The work is based on a relatively new concept in aging research: that chemical modifications to a person’s DNA over a lifetime create what is known as an epigenetic clock. Scientists have built a case that one such modification, the addition of methyl groups to specific DNA sequences, tracks human biological age—that is, the toll that disease, poor lifestyle, and genetics take on our bodies. As a result, some groups have converted a person’s DNA methylation status to an age estimate—or even a prediction of life expectancy (worrying ethicists, who say the data could be misused by forensic investigators and insurance companies).
Other species also undergo DNA methylation as they age. Mice, chimpanzees, wolves, and dogs, for example, all seem to have epigenetic clocks. To find out how those clocks differ from the human version, geneticist Trey Ideker of the University of California, San Diego, and colleagues started with dogs. Even though man’s best friends diverged from humans early in mammalian evolution, they’re a good group for comparison because they live in the same environments and many receive similar healthcare and hospital treatments.

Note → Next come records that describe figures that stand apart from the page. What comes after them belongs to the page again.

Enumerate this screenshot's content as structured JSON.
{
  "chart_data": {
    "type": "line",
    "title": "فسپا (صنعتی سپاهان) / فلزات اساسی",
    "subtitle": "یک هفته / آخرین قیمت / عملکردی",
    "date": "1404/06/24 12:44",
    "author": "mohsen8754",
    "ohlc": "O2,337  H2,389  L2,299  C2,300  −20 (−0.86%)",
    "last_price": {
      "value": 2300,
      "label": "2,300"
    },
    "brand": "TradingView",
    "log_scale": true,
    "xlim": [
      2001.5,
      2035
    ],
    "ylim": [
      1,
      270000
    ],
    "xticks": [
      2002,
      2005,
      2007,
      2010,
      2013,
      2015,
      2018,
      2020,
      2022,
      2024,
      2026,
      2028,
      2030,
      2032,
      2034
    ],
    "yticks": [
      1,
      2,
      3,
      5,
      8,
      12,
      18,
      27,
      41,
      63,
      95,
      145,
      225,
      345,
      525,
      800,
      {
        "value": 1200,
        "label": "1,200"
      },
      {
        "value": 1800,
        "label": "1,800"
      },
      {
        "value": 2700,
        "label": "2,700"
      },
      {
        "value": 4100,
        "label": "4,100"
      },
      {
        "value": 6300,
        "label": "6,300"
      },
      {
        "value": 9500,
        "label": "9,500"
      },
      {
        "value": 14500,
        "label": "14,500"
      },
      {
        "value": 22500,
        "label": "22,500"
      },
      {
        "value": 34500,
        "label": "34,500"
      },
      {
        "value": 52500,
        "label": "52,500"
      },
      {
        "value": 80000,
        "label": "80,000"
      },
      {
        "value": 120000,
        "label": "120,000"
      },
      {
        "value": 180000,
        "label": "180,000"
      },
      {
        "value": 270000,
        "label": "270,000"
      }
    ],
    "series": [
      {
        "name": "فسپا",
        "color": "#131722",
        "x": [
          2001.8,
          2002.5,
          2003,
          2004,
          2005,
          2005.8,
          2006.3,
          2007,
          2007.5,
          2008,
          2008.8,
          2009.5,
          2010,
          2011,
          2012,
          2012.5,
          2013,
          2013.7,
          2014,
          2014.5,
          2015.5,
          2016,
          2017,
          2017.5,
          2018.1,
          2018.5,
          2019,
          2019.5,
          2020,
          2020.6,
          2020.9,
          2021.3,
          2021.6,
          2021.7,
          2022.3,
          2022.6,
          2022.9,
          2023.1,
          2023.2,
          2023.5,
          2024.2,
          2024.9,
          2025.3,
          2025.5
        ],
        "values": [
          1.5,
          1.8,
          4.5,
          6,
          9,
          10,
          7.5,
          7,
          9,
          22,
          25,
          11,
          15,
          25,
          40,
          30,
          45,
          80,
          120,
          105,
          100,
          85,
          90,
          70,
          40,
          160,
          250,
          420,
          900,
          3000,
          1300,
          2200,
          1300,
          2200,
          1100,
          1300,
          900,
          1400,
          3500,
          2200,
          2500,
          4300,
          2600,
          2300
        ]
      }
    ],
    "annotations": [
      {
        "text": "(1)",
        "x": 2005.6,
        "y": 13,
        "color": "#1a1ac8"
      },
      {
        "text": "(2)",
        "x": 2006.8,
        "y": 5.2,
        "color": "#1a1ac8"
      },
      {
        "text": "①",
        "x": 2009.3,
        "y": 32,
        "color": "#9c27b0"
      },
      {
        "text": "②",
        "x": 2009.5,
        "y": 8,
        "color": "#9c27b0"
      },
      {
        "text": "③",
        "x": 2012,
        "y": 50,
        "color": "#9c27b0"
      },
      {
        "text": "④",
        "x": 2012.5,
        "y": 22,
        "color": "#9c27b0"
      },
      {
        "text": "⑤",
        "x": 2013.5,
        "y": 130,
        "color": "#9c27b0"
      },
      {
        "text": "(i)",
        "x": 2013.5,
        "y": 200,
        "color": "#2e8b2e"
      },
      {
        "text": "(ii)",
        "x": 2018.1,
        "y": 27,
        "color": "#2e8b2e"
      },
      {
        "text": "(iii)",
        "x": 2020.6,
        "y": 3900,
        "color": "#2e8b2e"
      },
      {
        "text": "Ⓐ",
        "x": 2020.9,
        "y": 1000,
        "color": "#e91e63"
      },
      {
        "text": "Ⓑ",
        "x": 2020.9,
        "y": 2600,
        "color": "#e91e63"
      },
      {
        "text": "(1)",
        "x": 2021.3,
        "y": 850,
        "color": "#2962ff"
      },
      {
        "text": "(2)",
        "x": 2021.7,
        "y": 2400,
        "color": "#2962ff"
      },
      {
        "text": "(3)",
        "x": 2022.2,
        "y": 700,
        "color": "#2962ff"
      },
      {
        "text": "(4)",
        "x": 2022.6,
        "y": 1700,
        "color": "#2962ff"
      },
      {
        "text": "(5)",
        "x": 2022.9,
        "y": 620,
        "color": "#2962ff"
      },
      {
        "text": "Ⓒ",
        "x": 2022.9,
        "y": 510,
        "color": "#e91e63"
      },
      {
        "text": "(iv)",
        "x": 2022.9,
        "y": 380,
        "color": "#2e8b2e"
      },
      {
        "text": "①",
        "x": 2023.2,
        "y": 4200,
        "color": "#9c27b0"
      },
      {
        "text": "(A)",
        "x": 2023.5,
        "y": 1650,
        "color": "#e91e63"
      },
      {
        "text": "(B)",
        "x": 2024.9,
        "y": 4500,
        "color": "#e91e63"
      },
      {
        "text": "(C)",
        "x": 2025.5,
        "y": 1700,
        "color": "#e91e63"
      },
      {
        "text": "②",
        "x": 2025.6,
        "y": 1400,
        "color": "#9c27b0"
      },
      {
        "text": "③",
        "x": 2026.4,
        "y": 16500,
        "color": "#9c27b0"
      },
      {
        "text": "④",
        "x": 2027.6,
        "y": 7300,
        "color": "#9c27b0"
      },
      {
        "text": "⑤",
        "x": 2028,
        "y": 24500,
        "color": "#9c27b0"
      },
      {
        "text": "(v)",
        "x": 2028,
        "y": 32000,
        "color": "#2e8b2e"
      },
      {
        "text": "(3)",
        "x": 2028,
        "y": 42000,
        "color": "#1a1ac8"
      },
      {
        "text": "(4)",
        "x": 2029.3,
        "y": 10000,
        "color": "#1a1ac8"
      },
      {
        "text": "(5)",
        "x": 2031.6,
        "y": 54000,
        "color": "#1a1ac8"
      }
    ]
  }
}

All dogs—no matter the breed—follow a similar developmental trajectory, reaching puberty around 10 months and dying before age 20. But to increase their chances of finding genetic factors associated with aging, Ideker’s team focused on a single breed: Labrador retrievers.
They scanned DNA methylation patterns in the genomes of 104 dogs, ranging from 4 weeks to 16 years of age. Their analysis revealed that dogs (at least Labrador retrievers) and humans do have similar age-related methylation of certain genomic regions with high mutation rates; those similarities were most apparent when the scientists looked at young dogs and young humans or old dogs and old humans. Most importantly, they found that certain groups of genes involved in development are similarly methylated during aging in both species. That suggests at least some aspects of aging are a continuation of development rather than a distinct process—and that at least some of these changes are evolutionarily conserved in mammals, Ideker and colleagues report in a preprint posted online at bioRxiv.
“We already knew that dogs get the same diseases and functional declines of aging that humans do, and this work provides evidence that similar molecular changes are also occurring during aging,” says Matt Kaeberlein, a biogerontologist at the University of Washington in Seattle, who was not involved with this research. “It’s a beautiful demonstration of the conserved features of the epigenetic age clocks shared by dogs and humans.”
The research team also used the rate of the methylation changes in dogs to match it to the human epigenetic clock, although the resulting dog age conversion is a bit more complex than “multiply by seven.” The new formula, which applies to dogs older than one, says that a canine’s human age roughly equals 16 ln (dog age) + 31. (That’s the natural logarithm of the dog’s real age, multiplied by 16, with 31 added to the total.)